Re: [BUGS] B-tree unique index duplicate key error happens only in SUSE 9.3

2005-06-19 Thread John Hansen
FYI, Works just fine on gentoo with the UTF8 and ICU patches.

... John

> This bug happens in SUSE 9.3 on both Pentium 4 and AMD64, 
> whether the binaries are from  postgresql-8.0.1 RPMs on the 
> SUSE 9.3 DVD or are built from 8.0.3 source code. However 
> this bug does NOT happen with a Debian box (unstable) running 
> 8.0.3 on an x86 (Athlon XP, whether binary or built from 
> source). The problem is Postgresql claims two records has the 
> same value for one string attribute that has a unique 
> constraint, while in fact the two string values are 
> different. To  see this bug, just do a restore from the 
> pg_dump'ed file attached to this email. Sample steps and 
> error message follow:


---(end of broadcast)---
TIP 5: Have you checked our extensive FAQ?

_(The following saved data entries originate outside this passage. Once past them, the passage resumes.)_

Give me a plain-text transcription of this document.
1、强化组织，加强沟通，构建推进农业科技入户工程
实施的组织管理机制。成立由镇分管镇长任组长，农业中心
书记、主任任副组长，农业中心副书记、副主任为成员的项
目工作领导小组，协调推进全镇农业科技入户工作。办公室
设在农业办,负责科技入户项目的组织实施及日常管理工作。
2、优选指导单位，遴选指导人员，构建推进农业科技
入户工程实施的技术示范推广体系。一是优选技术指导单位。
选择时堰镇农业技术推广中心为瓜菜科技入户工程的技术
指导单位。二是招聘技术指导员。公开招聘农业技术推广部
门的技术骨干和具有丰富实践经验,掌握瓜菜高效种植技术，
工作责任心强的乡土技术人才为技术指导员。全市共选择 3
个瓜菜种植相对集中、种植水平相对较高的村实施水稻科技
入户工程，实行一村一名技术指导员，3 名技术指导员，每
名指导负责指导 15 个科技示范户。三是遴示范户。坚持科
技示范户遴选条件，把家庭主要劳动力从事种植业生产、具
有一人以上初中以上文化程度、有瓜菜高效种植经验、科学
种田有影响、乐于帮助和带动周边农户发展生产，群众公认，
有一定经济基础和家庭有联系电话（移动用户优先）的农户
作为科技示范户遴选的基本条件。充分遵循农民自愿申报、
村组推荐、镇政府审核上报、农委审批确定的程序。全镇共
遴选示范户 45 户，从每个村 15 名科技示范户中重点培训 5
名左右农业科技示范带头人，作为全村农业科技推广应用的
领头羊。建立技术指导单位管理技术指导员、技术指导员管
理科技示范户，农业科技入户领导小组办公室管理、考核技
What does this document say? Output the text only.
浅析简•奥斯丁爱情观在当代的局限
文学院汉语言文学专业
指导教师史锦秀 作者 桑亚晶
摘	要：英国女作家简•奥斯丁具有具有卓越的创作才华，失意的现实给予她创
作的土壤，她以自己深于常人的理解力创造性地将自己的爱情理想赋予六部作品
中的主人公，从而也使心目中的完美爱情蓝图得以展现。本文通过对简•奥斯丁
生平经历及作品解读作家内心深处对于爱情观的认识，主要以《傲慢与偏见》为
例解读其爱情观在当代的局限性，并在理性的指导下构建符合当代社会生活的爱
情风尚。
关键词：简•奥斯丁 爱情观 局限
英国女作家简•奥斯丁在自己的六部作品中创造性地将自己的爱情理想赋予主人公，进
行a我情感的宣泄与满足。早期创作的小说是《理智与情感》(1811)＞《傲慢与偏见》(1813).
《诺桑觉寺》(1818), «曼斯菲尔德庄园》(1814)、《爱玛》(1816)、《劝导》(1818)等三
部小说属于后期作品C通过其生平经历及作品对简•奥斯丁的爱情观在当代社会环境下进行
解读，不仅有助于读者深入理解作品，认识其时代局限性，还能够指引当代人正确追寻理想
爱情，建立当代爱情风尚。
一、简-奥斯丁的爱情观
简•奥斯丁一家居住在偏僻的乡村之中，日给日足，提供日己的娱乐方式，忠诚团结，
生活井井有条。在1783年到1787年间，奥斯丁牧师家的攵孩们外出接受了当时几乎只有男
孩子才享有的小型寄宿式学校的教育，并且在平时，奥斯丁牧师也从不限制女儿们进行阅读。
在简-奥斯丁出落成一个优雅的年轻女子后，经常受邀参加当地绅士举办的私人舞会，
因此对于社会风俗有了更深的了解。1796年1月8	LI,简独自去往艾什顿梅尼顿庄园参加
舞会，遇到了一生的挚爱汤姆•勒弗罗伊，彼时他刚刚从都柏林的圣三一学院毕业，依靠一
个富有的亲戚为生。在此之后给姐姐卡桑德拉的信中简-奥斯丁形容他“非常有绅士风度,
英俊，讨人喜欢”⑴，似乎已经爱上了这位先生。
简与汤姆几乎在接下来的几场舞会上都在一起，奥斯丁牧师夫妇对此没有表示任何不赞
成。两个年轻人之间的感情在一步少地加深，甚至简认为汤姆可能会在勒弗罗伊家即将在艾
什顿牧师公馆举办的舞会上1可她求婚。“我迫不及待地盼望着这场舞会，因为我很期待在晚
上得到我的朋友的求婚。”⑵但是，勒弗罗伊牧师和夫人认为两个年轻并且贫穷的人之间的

   http://www.postgresql.org/docs/faq


Re: [BUGS] B-tree unique index duplicate key error happens only in SUSE 9.3

2005-06-19 Thread Tom Lane
Zhenlei Cai <[EMAIL PROTECTED]> writes:
> This bug happens in SUSE 9.3 on both Pentium 4 and AMD64, whether the
> binaries are from  postgresql-8.0.1 RPMs on the SUSE 9.3 DVD or are
> built from 8.0.3 source code. However this bug does NOT happen with a
> Debian box (unstable) running 8.0.3 on an x86 (Athlon XP, whether
> binary or built from source). The problem is Postgresql claims two

What makes you think this is a Postgres bug, rather than a bug in the
locale definition you are using on the SUSE box?  Try feeding the two
strings in question to strcoll() and see what happens.

One way that you can get inconsistent results from strcoll() is if you
feed it strings that are invalid according to the character set encoding
that strcoll() thinks you are using, which is to say the encoding
implied by the current LC_CTYPE locale setting.  So it's possible that
the real problem is that you have Postgres' database encoding set to
something that's incompatible with the postmaster's LC_CTYPE locale.
(Try "show lc_ctype" to see what that is exactly.)

regards, tom lane

---(end of broadcast)---
TIP 6: Have you searched our list archives?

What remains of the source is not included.